Kannst du Beruhigungsmittel empfehlen?

Das Aromaöl Lavendel kann helfen oder auch das künstlich hergestellte Pheromon Adaptil, eine Nachahmung des Duftstoffes, den Weibchen beim Säugen absondern und der auf Welpen beruhigend und besänftigend wirkt. Auch Musik beruhigt, belegt ist vor allem die Wirkung klassischer Klänge. Musik dämpft außerdem die Geräusche von außen – ebenso wie zugezogene Rollos und Vorhänge. Es darf auch gern eine gemütliche Ecke im Keller sein. Und ein Schluck Eierlikör für den Hund.

Wie bitte? Alkohol? Das meinst du doch nicht ernst.

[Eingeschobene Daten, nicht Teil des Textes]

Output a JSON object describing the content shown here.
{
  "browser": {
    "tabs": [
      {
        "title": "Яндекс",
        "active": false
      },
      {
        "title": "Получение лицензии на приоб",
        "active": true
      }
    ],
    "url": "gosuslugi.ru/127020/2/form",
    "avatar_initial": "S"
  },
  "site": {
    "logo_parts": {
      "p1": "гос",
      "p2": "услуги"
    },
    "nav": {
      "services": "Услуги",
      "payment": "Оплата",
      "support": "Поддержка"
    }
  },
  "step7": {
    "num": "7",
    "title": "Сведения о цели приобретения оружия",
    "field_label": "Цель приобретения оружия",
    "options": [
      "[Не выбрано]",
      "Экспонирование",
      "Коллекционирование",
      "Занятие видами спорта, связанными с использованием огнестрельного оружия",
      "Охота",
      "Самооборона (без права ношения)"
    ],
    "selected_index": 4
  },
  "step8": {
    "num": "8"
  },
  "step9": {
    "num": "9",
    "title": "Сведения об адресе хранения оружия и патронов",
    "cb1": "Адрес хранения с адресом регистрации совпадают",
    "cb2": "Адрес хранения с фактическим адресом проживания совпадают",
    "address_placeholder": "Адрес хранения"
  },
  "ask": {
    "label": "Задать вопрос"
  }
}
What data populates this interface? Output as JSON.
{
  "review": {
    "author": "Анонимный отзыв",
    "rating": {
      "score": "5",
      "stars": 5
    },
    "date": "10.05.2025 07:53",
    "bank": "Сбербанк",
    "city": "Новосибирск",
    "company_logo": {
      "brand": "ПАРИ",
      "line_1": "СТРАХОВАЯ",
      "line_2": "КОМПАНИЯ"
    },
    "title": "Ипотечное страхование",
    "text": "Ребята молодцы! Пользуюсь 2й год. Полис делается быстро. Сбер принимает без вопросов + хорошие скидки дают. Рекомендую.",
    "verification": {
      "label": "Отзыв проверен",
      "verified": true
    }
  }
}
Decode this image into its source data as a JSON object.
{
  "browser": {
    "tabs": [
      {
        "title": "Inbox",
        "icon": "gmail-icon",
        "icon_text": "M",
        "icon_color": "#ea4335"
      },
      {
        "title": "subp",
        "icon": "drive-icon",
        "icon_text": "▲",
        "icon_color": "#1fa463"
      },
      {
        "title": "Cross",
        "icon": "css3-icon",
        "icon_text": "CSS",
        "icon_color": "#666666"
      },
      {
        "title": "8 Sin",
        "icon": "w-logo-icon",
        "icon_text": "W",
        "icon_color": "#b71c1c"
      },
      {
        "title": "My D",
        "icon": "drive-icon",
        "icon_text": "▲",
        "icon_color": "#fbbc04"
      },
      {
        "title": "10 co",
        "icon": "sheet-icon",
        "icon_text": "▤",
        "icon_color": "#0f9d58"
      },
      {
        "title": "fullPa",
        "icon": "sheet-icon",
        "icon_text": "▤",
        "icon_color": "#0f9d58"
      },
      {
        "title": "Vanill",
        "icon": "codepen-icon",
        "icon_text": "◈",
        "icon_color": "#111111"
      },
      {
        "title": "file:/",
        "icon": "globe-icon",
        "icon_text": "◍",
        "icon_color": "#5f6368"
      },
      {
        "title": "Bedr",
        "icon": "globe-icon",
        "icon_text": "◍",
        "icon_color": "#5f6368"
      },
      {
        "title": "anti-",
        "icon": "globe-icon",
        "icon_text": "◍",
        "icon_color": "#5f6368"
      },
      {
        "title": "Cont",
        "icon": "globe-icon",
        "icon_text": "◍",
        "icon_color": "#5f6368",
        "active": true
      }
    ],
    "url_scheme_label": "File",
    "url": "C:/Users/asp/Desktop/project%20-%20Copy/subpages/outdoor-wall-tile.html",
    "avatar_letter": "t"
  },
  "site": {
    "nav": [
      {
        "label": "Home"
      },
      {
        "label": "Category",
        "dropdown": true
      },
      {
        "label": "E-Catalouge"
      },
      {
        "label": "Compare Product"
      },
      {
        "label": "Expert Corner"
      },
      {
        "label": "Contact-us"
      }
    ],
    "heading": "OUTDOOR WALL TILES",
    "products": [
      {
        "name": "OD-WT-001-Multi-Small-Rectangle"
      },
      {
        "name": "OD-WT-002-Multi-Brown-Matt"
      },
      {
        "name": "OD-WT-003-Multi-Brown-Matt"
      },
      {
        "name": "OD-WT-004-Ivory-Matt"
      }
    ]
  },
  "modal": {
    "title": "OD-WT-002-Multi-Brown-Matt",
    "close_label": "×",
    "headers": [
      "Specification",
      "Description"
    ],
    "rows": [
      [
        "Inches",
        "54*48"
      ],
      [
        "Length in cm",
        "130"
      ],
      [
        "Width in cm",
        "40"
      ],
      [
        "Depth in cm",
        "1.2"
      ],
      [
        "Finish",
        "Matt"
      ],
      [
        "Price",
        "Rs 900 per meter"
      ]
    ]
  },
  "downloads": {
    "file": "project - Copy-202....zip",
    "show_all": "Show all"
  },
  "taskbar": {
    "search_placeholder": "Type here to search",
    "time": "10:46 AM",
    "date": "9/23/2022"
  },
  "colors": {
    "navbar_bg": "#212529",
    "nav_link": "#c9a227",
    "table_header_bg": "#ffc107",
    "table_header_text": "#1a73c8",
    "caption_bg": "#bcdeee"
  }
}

Ängstlichen Tieren etwas Alkohol zur Entspannung zu geben, ist zwar umstritten, aber wirksam. Eierlikör deshalb, weil Hunde es gern süß mögen. Ich selbst habe schon sehr gute Erfahrungen damit gemacht, wenn ich extrem ängstliche Hunde in der Betreuung hatte. Es ist wie beim Menschen: Die Dosis macht das Gift. Für Hunde gibt es sogar eine Formel: Menge (ml) = Gewicht (kg) x Faktor x 100 geteilt durch Alkoholprozent. Bis 25kg ist der Faktor 0,4, bei 26 bis 50kg 0,3 und bei über 50kg 0,2. Der Alkoholgehalt von Eierlikör zum Beispiel liegt bei 20 Prozent.

 

Lass mich kurz rechnen: Einem 15 Kilo schweren Beagle dürfte ich also 30 Milliliter Likör geben, das sind eineinhalb Schnapsgläser voll.

Ganz genau. Am besten nicht auf einmal, sondern über mehrere Stunden verteilt, den letzten Schluck etwa eine halbe Stunde vor Mitternacht.

 

Wäre es nicht besser, dem Hund ein vom Tierarzt verschriebenes Beruhigungsmittel zu geben?

Davon halte ich gar nichts. Diese Präparate stellen das Tier zwar ruhig – aber sie nehmen ihm die Panik nicht. Das heißt, der Hund spürt die gleiche Angst, ist bei vollem Bewusstsein, kann aber den Stress nicht ausdrücken, weil der Körper lahmgelegt ist. In meinen Augen ist das die reine Folter für das Tier.

 

Etwas überspitzt zusammengefasst sollen Hundehalterinnen und -haltern also, den Jahreswechsel mit ihrem angesäuselten Hund im Arm bei klassischer Musik im Keller zu verbringen? Und das Jahr für Jahr?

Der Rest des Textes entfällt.